Kranhaken und Kabel im Hafen von Luanda, Angola
Staatliche Exportkreditversicherungen - sogenannte Hermesdeckungen - helfen kleinen und mittelständischen Unternehmen, Risiken zu minimieren und Forderungsausfälle abzusichern. Welche Möglichkeiten gibt es dabei, und wie funktionieren die Finanzierungsinstrumente? Die wichtigsten Fragen und Antworten zum Thema im Überblick.
Was macht eine staatliche Exportkreditversicherung (Export Credit Agency, ECAs)?
Staatliche Exportkreditversicherungen (Export Credit Agencies, ECAs) sichern Exporteure und deren Banken gegen Forderungsausfälle ab, die wirtschaftlich oder politisch bedingt sind. Das Risiko des Zahlungsausfalls liegt dann nicht mehr beim Exporteur oder der Bank, sondern wird zu einem großen Teil auf den Staat übertragen. Dank der hohen Bonität des Bundes sinkt das Kreditrisiko. Und oft ermöglichen erst Hermesdeckungen die Finanzierung eines Geschäfts durch Kreditinstitute.
Wer ist in Deutschland dafür zuständig?
In Deutschland ist die Euler Hermes Aktiengesellschaft mit der Bearbeitung der Exportkreditgarantien des Bundes beauftragt (www.agaportal.de). Diese "Hermesdeckungen" kommen dort zum Einsatz, wo die private Wirtschaft keine hinreichenden Absicherungen bietet.
Exportkreditgarantien senken das Kreditrisiko
Wie wichtig sind Exportkreditversicherungen für Lieferungen nach Afrika?
Wichtig. 14 Prozent der Importe in Länder der Subsahara-Region wurden 2020 durch eine Exportkreditversicherung abgedeckt. Dies entspricht allerdings auch dem Durchschnitt der Exporte in alle Zielregionen weltweit. Die Daten beziehen sich auf die Mitglieder der Berner Union, dem globalen Verband mit ECAs sowie privaten Versicherern.
Als wie riskant werden afrikanische Länder eingestuft?
Als sehr riskant.

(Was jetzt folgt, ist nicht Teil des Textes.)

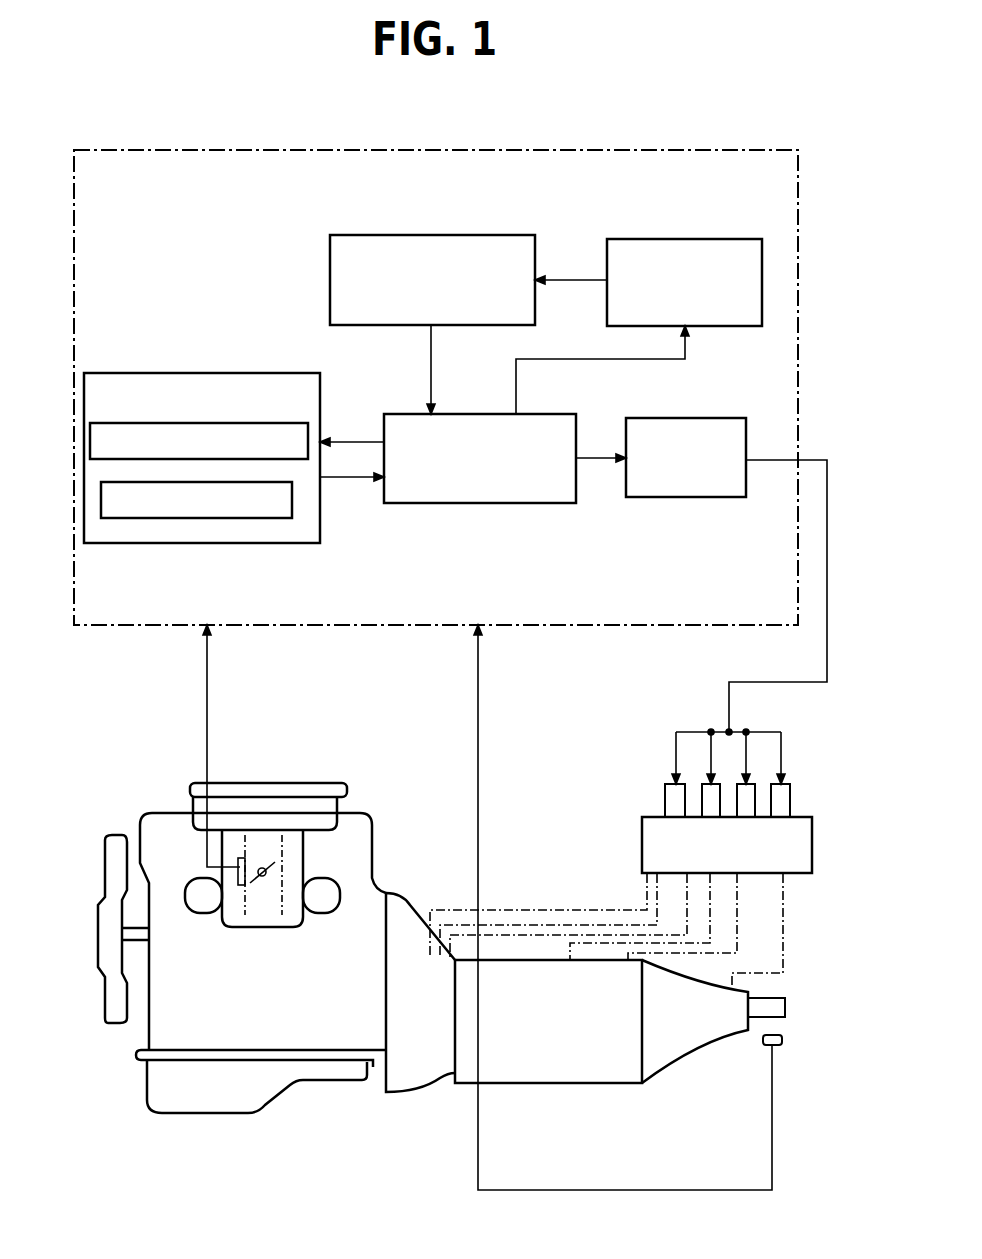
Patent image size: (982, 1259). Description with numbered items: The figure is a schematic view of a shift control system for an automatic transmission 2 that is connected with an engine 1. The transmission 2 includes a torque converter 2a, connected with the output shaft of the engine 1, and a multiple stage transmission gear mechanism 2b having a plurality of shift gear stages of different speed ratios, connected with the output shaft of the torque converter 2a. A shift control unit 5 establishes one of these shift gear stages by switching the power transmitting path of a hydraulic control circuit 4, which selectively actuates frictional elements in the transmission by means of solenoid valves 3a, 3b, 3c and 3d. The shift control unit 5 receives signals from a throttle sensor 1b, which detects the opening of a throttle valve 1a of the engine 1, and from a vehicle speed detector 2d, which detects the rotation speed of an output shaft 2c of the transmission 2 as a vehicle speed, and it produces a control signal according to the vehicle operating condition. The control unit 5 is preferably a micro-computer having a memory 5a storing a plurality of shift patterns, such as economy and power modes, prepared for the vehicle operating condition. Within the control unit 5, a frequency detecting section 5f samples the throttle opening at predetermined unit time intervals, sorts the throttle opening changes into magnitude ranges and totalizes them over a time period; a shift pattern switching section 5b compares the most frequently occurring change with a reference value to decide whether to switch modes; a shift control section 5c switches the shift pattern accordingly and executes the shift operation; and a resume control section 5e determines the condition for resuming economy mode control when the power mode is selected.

The engine 1 is at (162, 1085).
The throttle valve 1a is at (268, 869).
The throttle sensor 1b is at (238, 885).
The automatic transmission 2 is at (541, 1057).
The torque converter 2a is at (425, 1070).
The multiple stage transmission gear mechanism 2b is at (603, 1052).
The output shaft 2c is at (785, 1005).
The vehicle speed detector 2d is at (782, 1040).
The solenoid valve 3a is at (665, 793).
The solenoid valve 3b is at (700, 793).
The solenoid valve 3c is at (757, 793).
The solenoid valve 3d is at (790, 793).
The hydraulic control circuit 4 is at (812, 853).
The shift control unit 5 is at (132, 580).
The memory 5a is at (198, 543).
The shift pattern switching section 5b is at (497, 503).
The shift control section 5c is at (703, 497).
The resume control section 5e is at (388, 235).
The frequency detecting section 5f is at (652, 239).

Zur Einstufung von Länderrisiken hat die OECD Risikoklassen festgelegt. Diese reichen von Stufe 1 für Länder mit hoher Bonität und geringem Risiko bis Stufe 7 für Länder mit hohem Risiko.

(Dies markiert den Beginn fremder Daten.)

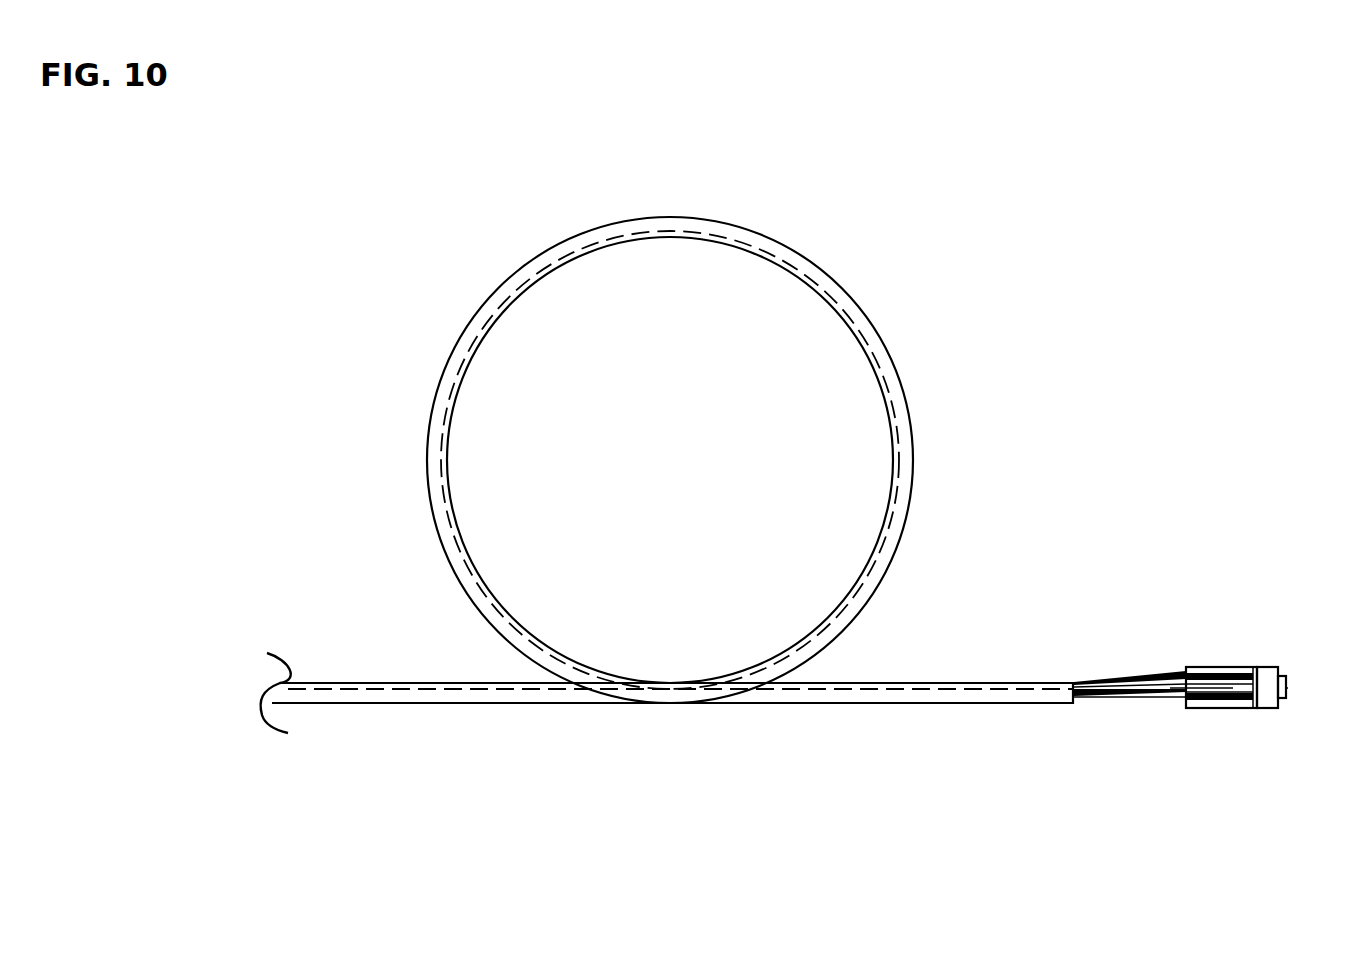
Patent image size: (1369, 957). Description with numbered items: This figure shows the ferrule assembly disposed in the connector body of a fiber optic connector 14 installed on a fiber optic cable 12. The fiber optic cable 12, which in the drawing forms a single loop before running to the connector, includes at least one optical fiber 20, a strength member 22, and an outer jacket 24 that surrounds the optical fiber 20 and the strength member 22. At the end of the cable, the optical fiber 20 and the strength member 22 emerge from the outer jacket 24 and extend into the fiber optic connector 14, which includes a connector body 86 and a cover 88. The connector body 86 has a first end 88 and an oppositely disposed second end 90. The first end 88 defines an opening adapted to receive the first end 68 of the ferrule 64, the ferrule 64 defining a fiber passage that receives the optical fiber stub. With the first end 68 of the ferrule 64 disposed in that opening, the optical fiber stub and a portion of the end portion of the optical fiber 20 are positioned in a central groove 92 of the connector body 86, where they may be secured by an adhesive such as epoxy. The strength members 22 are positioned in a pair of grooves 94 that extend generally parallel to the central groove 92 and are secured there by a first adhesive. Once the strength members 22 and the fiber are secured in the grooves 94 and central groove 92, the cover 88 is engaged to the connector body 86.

The fiber optic cable 12 is at (384, 475).
The fiber optic connector 14 is at (1253, 636).
The optical fiber 20 is at (1088, 685).
The strength member 22 is at (1133, 703).
The outer jacket 24 is at (920, 703).
The ferrule 64 is at (1300, 652).
The first end 68 is at (1288, 697).
The connector body 86 is at (1217, 633).
The cover 88 is at (1265, 708).
The second end 90 is at (1198, 708).
The central groove 92 is at (1200, 665).
The grooves 94 is at (1223, 708).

Auf der OECD-Skala erreichen von den 54 afrikanischen Ländern derzeit nur acht eine Einstufung 5 oder besser: Botsuana, Marokko und Mauritius (jeweils Stufe 3), Südafrika (4) sowie Ägypten, Algerien, Côte d'lvoire und Senegal (5). Bei schlecht eingestuften Ländern ist nicht nur das Ausfallrisiko hoch, sondern im Regelfall auch der Aufwand für die Prüfung des Kunden in Afrika. Dazu gehören etwa Klärungen zu Geldwäsche oder Korruption.
Sind Geschäfte mit sehr risikoreichen afrikanischen Ländern völlig ausgeschlossen?
Nein. Für die am schlechtesten eingestuften Länder wie Tschad und Burundi gibt es zumindest Absicherungsmöglichkeiten für Kreditlaufzeiten bis zu 360 Tagen. Aktuell allerdings offeriert der Bund keine Hermesdeckungen für Geschäfte mit Zahlungsrisiken in Sudan, Südsudan, Somalia und DR Kongo.
Finanzierungsmodell hängt vom Auftragsvolumen ab
Exporte welcher Größenordnung deckt eine ECA üblicherweise ab?
Die Exportkreditgarantien des Bundes stehen grundsätzlich allen Exportunternehmen und exportfinanzierenden Banken mit Sitz in Deutschland zur Verfügung. Dies ist unabhängig von der Größe des Unternehmens oder der Höhe des zu deckenden Auftrags.
Um welche Art von Krediten geht es?
Bestellerkredit
Hierbei gewährt ein deutsches oder internationales Finanzierungsinstitut dem Importeur einen Kredit, also zum Beispiel dem kenianischen Käufer einer deutschen Anlage. Für den deutschen Exporteur ist das bequem, denn er erhält die Zahlung für seine Ware direkt von der Bank. Für die Bank dagegen ist der gesetzlich vorgeschriebene Prüfaufwand recht hoch, namentlich die Risikobewertung des kenianischen Kunden.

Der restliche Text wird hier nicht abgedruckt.